Trust-Region Methods

See Also: Unconstrained Optimization

The trust-region approach can be motivated by noting that the quadratic model \(q_k\) is a useful model of the function \(f\) only near \(x_k\). When the Hessian matrix is indefinite, the quadratic function \(q_k\) is unbounded below, so \(q_k\) is obviously a poor model of \(f(x_k+s)\) when \(s\) is large. Therefore, it is reasonable to select the step \(s_k\) by solving the subproblem
\[\min \{ q_k(s) : \| D_ks \|_2 \leq \Delta_k \}\] for some \(\Delta_k > 0\) and scaling matrix \(D_k\). The trust-region parameter, \(\Delta_k\), is adjusted between iterations according to the agreement between predicted and actual reduction in the function \(f\) as measured by the ratio
\[\rho_k = \frac{f(x_k) – f(x_k + s_k)}{f(x_k) – q_k(s_k)}.\]
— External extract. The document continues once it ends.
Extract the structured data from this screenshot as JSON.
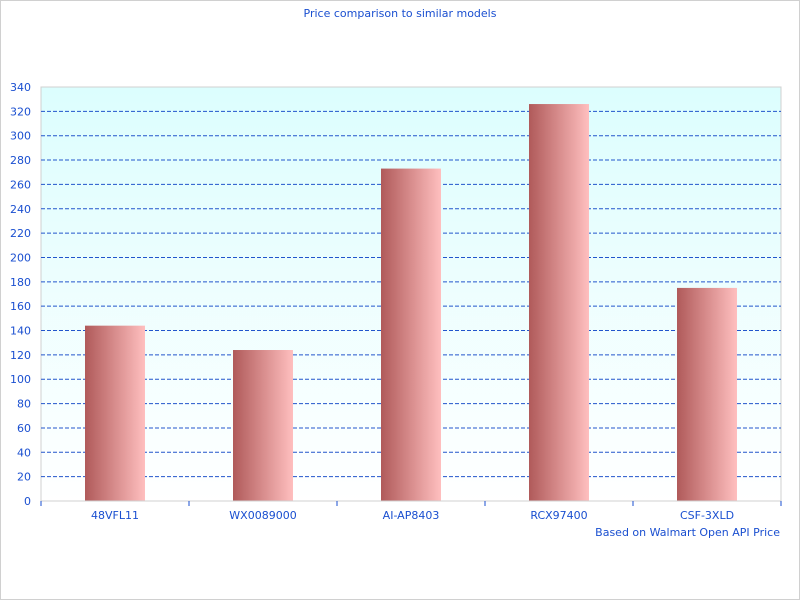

If there is good agreement, that is, \(p \approx 1\) then \(\Delta_k\) is increased. If the agreement is poor, i.e., \(\rho_k\) is small or negative, then \(\Delta_k\) is decreased. The decision to accept the step \(s_k\) is also based on \(\rho_k\). Usually,
\[x_{k+1} = x_k + s_k,\] if \(\rho_k \geq \sigma_0\) where \(\sigma_0\) is small (typically, \(10^{-4}\)); otherwise \(x_{k+1} = x_k\).

The following Newton codes use trust-region methods with different algorithms for choosing the step \(s_k\): IMSL, LANCELOT, PORT 3, and PROC NLP.

Most of these algorithms rely on the observation that there is a \(\lambda_k\) such that
\[(\nabla ^2 f(x_k) + \lambda_k D_k^T D_k ) s_k = – \nabla f(x_k), \quad\quad\quad(1.1)\] where either \(\lambda_k = 0\) and \(\| D_ks_k \|_2 \leq \Delta_k\), or \(\lambda_k > 0\) and \(\| D_ks_k \|_2 = \Delta_k\). An appropriate \(\lambda_k\) is determined by an iterative process in which (1.1) is solved for each trial value of \(\lambda_k\).